Théâtre : Futsal et mains propres

Théâtre

C’est l’effervescence à Champignoux. L’équipe féminine locale s’est qualifiée pour la finale de la Coupe d’Europe de Futsal. A partir de là… tout va de travers. Uni jusqu’alors, le groupe se retrouve secoué par le recrutement surprise d’une nouvelle joueuse, l’arrivée d’un sponsor et les velléités d’un président loin d’être franc du collier. Cette satire de la Compagnie Jolie Môme, dresse un portrait pas très reluisant du football actuel et de ses travers.

La troupe de théâtre, au discours ouvertement ancré à gauche, signe un spectacle autour du football féminin en grossissant volontairement les traits des différents acteurs : le président sans foi ni loi qui corrompt les arbitres, l’entraîneur pas très futée, la joueuse fille du sponsor victime d’une sex-tape (tiens, tiens…), l’assistant qui mate les filles sous la douche, le supporter au bomber magouilleur et raciste… Tout y passe, du transfert douteux au dopage, en passant par la drague dans les vestiaires. Toujours avec humour.

Si au final le spectacle met en avant le plaisir du jeu (avant celui de l’argent) et porte un éclairage sur le foot féminin, la Compagnie Jolie Môme n’oublie pas le discours militant dans sa pièce grâce à quelques citations égrainées ci-et-là, et souvent sorties de leur contexte. Comme ce discours du président Serge Verdier à ses joueuses juste avant la finale : «Il y a ceux qui réussissent, et ceux qui ne font rien !». Du Macron dans le texte. Grand amateur de football, notre Président de la République, ne devrait pas se plaindre de cette reprise.


Futsal et mains propres, par la Cie Jolie Môme

Mise en scène : Michel Roger. Du 27 avril au 13 mai à la Belle Etoile, 14 rue Saint-Just, Saint-Denis (93). Tarifs : 13 et 20 euros… et entrée gratuite pour les grévistes. Possibilité d’y dîner avant. Débats. Samedi 28 avril à 15h00 : le député François Ruffin (La France insoumise) à propos de son livre «Comment ils nous ont volé notre football». Dimanche 29 avril à 15h00 : Marie Leroy, chargée de mission Droits des femmes de Saint-Denis. Dimanche 6 mai à 15h00 : Nicolas Kssis Martov, journaliste à So Foot.


«On a même joué un vrai match de foot féminin»

Installée à la Plaine Saint-Denis, entre les grands hangars des plateaux TV de la Porte d’Aubervilliers et le Stade de France, la Compagnie Jolie Môme compte une quinzaine de membres. Loïc Canitrot et Cyril Chellal, qui joue dans la pièce, reviennent sur la genèse du projet.

Comment est née l’idée de cette pièce ?

Loïc Canitrot : «Nous nous sommes demandés comment faire venir au théâtre tous ces jeunes que l’on voit autour de nous, à Saint-Denis.
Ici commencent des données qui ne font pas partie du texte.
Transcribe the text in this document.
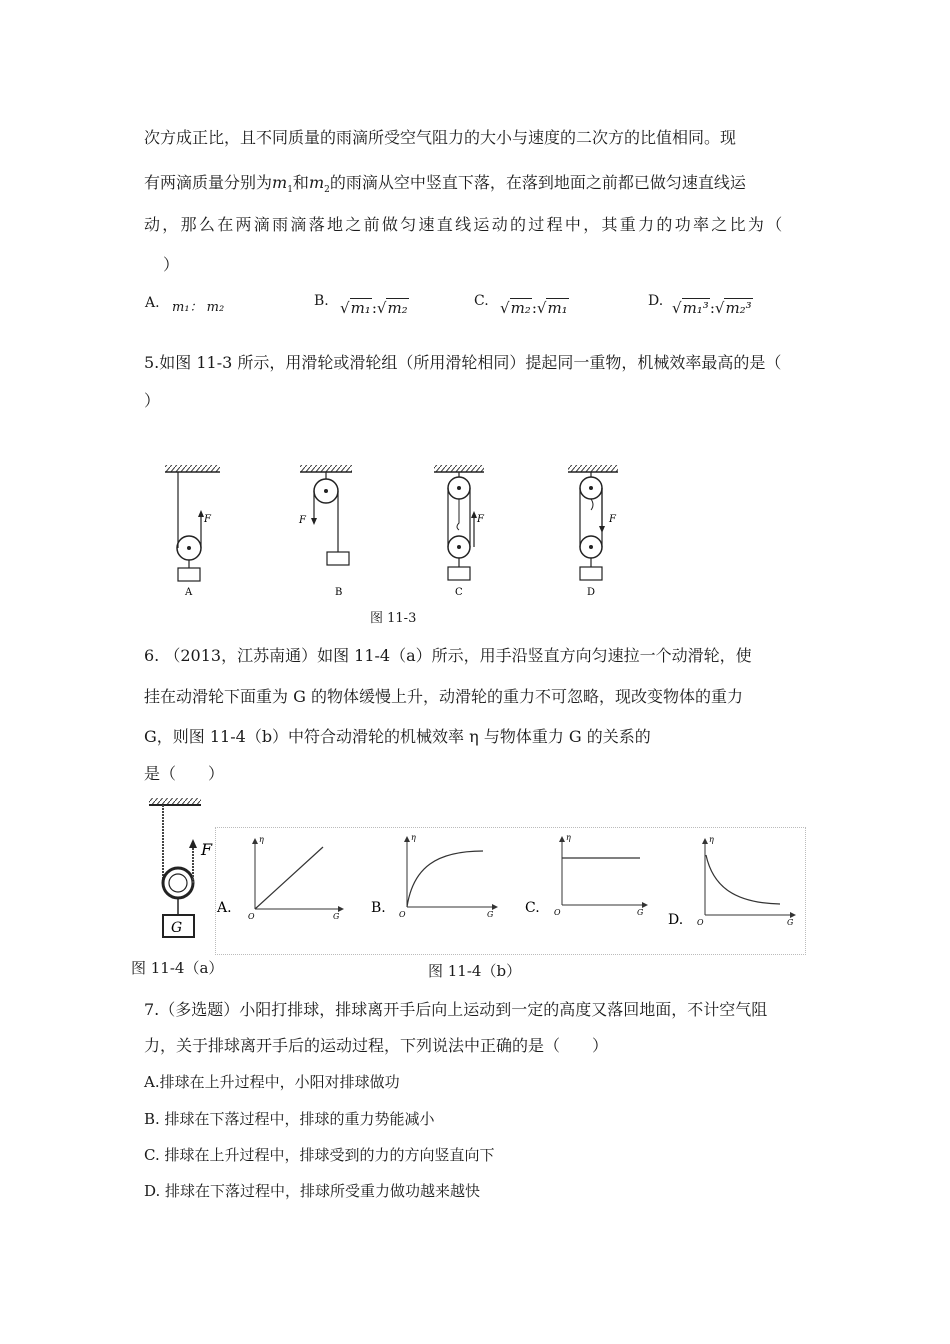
次方成正比，且不同质量的雨滴所受空气阻力的大小与速度的二次方的比值相同。现
有两滴质量分别为$m_1$和$m_2$的雨滴从空中竖直下落，在落到地面之前都已做匀速直线运
动，那么在两滴雨滴落地之前做匀速直线运动的过程中，其重力的功率之比为（
）
A. m₁： m₂	B. √m₁:√m₂	C. √m₂:√m₁	D. √m₁³:√m₂³
5.如图 11-3 所示，用滑轮或滑轮组（所用滑轮相同）提起同一重物，机械效率最高的是（
）
F
A
F
B
F
C
F
D
图 11-3
6. （2013，江苏南通）如图 11-4（a）所示，用手沿竖直方向匀速拉一个动滑轮，使
挂在动滑轮下面重为 G 的物体缓慢上升，动滑轮的重力不可忽略，现改变物体的重力
G，则图 11-4（b）中符合动滑轮的机械效率 η 与物体重力 G 的关系的
是（　　）
F
G
η
O	G
A.
η
O	G
B.
η
O	G
C.
η
O	G
D.
图 11-4（a）	图 11-4（b）
7.（多选题）小阳打排球，排球离开手后向上运动到一定的高度又落回地面，不计空气阻
力，关于排球离开手后的运动过程，下列说法中正确的是（　　）
A.排球在上升过程中，小阳对排球做功
B. 排球在下落过程中，排球的重力势能减小
C. 排球在上升过程中，排球受到的力的方向竖直向下
D. 排球在下落过程中，排球所受重力做功越来越快
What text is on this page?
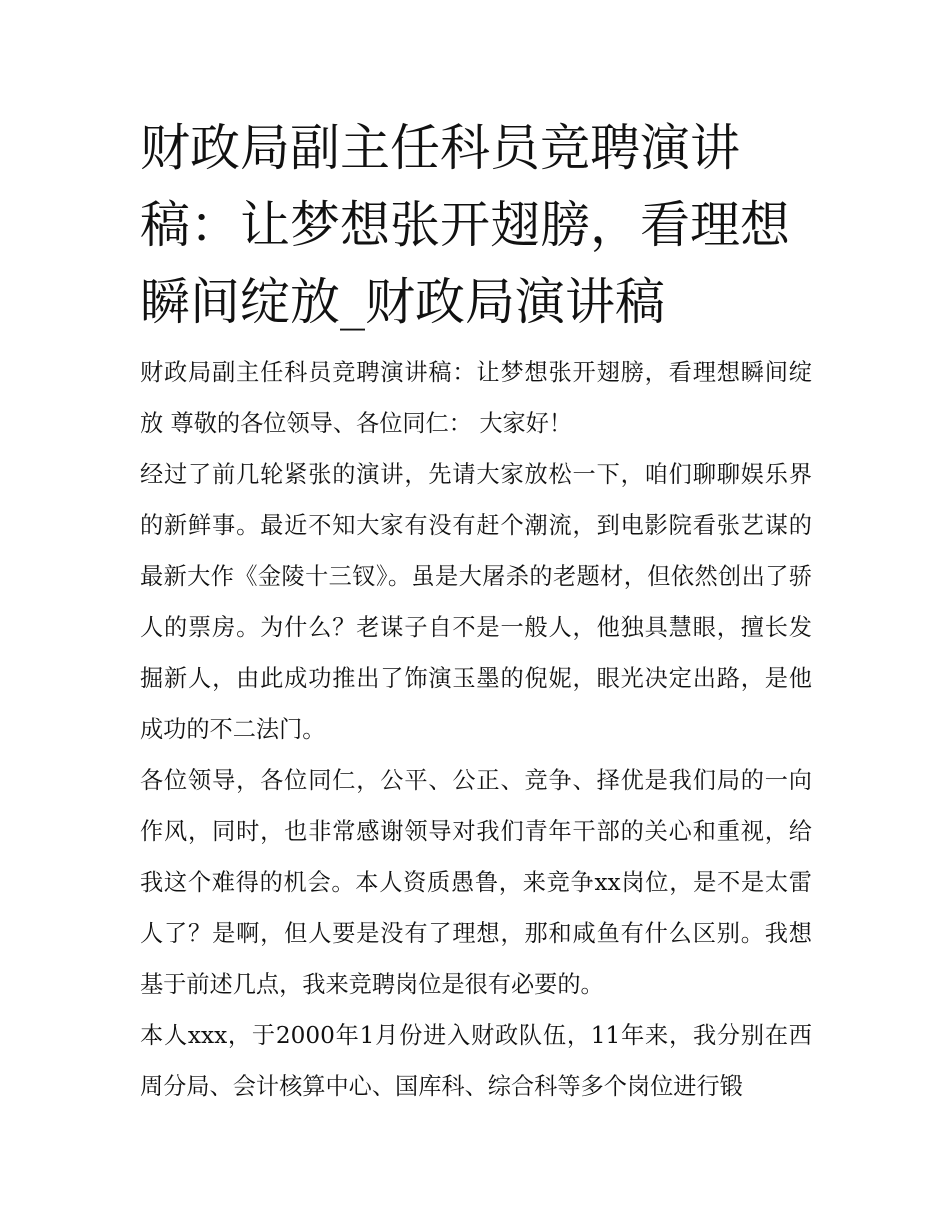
财政局副主任科员竞聘演讲稿：让梦想张开翅膀，看理想瞬间绽放_财政局演讲稿

财政局副主任科员竞聘演讲稿：让梦想张开翅膀，看理想瞬间绽放 尊敬的各位领导、各位同仁： 大家好！

经过了前几轮紧张的演讲，先请大家放松一下，咱们聊聊娱乐界的新鲜事。最近不知大家有没有赶个潮流，到电影院看张艺谋的最新大作《金陵十三钗》。虽是大屠杀的老题材，但依然创出了骄人的票房。为什么？老谋子自不是一般人，他独具慧眼，擅长发掘新人，由此成功推出了饰演玉墨的倪妮，眼光决定出路，是他成功的不二法门。

各位领导，各位同仁，公平、公正、竞争、择优是我们局的一向作风，同时，也非常感谢领导对我们青年干部的关心和重视，给我这个难得的机会。本人资质愚鲁，来竞争xx岗位，是不是太雷人了？是啊，但人要是没有了理想，那和咸鱼有什么区别。我想基于前述几点，我来竞聘岗位是很有必要的。

本人xxx，于2000年1月份进入财政队伍，11年来，我分别在西周分局、会计核算中心、国库科、综合科等多个岗位进行锻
Il fallait leur parler de choses qui les touchent. Nous sommes donc allés sur leur terrain : le football. Nous avons même été très concrets puisque nous nous sommes allés sur le terrain situé juste derrière le théâtre».

Vous y êtes allés pour jouer au football ?

Cyril Chellal : «Oui, les filles jouant dans la pièce s’y sont entraînées. Nous y avons même organisé un match féminin. Cela nous a permis de discuter avec les jeunes. Maintenant, ce sont eux qui viennent sur notre terrain, le théâtre. Pour écrire la pièce nous avons beaucoup écouté et regardé. Nous avons aussi rencontré des joueuses, notamment de l’AB Saint-Denis».

Le football est-il miné par les supporters racistes, comme vous le décrivez ?

L.C.: «Il y en a, mais il faut dire qu’il y a aussi des groupes clairement anti-facistes. Heureusement. Tout n’est pas négatif dans le football. Mais cela fait partie de la réalité des choses. Le sport n’est pas en-dehors de la société. Nous voulions aussi dire que jouer au football c’est aussi le plaisir de jouer ensemble et que c’est un sport fédérateur».


L’extrait

  • Anna Marcos, joueuse équatorienne recrutée pour la finale : «Là-bas, en Amérique Latine, on joue avec le coeur.»
  • Rolande, entraîneur de Champignoux : «Ici, on joue avec les pieds !»

Le Futsal ?!

La Compagnie Jolie Môme accompagne chacun de ses projets de débats et de documentations. Dans le programme offert aux spectateurs, la troupe explique l’origine du mot Futsal, qui désigne officiellement les compétitions de football à 5 en salle. Le terme a été adopté par la FIFA en 1997. Il serait la contraction des mots brésiliens “Futebol” et “Sala”, qui peuvent se traduire par “football en salle”. Simplement.